What Are the Precautions for Gastric Tube Feeding Care?

Update Date: Source: Network

Feeding through Gastric Tube

When feeding through a gastric tube, it is first necessary to secure it to avoid kinking and dislodging. To fix the gastric tube, white rubber adhesive tape should be applied to the tip of the nose, and the tape should be replaced daily to ensure cleanliness and hygiene. At the same time, it is important to keep the gastric tube unobstructed by regularly flushing and suctioning gastric juice. Generally, flushing should be performed every 4 hours. When flushing, excessive force should not be used.

1. During intubation, handle the tube gently to avoid damaging the esophageal mucosa.

2. Insert the gastric tube 10-15 centimeters. If the patient is awake, instruct them to swallow to facilitate the smooth entry of the tube into the esophagus. For unconscious patients, you can lift the patient's head with your hand to bring the chin closer to the sternal manubrium, which is conducive to intubation.

3. If the patient experiences choking, dyspnea, or other symptoms during intubation, it may indicate that the gastric tube has entered the airway. In this case, remove the gastric tube and re-intubate.

4. After each insertion of the gastric tube, ensure that the tube remains in the stomach. Use a small amount of warm water to flush the tube before feeding to prevent clogging.
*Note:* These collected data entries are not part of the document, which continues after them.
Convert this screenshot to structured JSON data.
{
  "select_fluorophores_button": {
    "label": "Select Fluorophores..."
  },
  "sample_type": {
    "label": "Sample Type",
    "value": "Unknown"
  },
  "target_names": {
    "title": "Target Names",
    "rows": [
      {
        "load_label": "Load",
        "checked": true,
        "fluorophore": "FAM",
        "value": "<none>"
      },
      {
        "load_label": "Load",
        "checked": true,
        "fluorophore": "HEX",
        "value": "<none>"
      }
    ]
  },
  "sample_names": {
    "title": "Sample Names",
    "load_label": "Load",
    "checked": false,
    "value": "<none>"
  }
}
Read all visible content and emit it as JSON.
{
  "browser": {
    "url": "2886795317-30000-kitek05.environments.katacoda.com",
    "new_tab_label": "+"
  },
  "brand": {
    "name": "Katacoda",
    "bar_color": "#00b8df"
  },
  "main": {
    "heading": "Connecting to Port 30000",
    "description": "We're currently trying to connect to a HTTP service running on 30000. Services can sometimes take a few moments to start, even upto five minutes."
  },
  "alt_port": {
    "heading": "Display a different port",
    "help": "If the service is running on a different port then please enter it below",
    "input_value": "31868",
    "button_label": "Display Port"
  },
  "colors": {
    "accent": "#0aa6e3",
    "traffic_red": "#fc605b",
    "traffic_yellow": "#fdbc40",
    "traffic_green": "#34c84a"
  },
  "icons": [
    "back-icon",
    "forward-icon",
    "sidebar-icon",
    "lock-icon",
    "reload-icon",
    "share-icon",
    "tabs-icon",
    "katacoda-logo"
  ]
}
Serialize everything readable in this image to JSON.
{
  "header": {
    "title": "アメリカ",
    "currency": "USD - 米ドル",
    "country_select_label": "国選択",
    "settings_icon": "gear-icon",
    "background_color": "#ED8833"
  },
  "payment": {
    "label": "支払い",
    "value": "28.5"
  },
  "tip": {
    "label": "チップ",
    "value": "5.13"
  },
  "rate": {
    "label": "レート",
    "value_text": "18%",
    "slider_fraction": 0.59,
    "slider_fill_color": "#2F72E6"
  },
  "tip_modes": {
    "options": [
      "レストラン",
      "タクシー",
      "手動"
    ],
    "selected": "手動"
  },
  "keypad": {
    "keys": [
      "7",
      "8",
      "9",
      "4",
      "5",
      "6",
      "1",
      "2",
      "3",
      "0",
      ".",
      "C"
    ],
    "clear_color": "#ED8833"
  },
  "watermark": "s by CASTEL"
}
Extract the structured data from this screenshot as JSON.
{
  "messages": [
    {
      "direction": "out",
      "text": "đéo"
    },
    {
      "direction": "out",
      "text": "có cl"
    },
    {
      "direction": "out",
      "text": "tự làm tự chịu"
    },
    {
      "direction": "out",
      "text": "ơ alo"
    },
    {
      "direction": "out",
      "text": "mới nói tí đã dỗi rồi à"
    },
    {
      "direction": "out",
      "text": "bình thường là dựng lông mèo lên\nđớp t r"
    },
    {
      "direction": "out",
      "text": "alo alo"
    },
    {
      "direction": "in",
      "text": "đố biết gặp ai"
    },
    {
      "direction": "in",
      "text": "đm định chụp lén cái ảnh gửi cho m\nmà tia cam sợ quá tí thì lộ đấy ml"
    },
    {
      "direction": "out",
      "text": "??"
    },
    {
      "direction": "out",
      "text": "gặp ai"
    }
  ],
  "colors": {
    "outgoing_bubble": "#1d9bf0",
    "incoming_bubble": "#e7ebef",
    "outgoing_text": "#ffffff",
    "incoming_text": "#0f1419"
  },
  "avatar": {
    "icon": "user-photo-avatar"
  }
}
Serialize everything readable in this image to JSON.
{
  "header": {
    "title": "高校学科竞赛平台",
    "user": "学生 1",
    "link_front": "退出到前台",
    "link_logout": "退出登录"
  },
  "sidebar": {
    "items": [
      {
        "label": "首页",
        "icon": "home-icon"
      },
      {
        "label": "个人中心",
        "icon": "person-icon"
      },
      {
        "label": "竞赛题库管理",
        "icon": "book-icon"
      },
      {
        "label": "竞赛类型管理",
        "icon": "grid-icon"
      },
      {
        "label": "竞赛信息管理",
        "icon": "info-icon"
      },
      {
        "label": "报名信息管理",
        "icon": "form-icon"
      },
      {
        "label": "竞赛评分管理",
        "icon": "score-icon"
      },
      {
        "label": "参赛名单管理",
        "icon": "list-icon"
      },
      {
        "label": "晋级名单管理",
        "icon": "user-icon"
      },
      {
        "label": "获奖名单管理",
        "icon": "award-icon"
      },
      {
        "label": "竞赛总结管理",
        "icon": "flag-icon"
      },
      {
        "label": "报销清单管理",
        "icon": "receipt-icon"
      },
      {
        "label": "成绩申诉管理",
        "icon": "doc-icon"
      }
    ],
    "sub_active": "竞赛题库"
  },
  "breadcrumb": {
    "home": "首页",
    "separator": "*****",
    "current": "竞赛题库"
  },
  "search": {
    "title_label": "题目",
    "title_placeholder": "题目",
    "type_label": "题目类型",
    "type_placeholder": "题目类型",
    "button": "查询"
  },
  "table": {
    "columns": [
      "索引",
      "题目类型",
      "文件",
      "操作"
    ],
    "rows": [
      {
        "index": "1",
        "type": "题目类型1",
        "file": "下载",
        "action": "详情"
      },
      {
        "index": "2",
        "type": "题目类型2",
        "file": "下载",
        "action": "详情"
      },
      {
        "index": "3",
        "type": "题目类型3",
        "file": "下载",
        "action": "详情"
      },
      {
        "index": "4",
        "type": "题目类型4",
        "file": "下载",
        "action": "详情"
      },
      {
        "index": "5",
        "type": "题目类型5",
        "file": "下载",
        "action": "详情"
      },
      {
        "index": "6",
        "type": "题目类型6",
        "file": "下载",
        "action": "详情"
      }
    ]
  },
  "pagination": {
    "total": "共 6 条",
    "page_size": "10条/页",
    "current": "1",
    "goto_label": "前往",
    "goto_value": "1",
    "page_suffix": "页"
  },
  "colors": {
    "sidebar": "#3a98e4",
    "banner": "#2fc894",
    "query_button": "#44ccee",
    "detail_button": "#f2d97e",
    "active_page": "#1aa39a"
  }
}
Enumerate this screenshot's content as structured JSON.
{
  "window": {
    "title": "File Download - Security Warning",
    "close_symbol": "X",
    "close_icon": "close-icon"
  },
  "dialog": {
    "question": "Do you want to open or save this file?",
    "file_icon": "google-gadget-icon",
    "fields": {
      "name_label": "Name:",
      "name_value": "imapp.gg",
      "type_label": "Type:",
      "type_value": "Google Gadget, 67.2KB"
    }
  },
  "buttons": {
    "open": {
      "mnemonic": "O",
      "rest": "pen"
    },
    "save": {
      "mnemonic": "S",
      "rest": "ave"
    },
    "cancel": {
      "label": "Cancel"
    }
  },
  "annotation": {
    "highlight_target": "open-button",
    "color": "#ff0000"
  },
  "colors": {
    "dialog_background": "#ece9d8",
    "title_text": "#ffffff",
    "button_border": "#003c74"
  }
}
5. Nasogastric fluid should be around 38°C. Avoid overeating, as this can irritate the gastric mucosa.

6. Patients requiring long-term nasogastric feeding should undergo oral care twice daily and frequently change the gastric tube. Regular gastric tubes should be changed weekly, while silicone gastric tubes should be changed monthly.

7. Patients with esophageal varices or esophageal obstruction should avoid nasal medication, which means they should not be intubated with a gastric tube.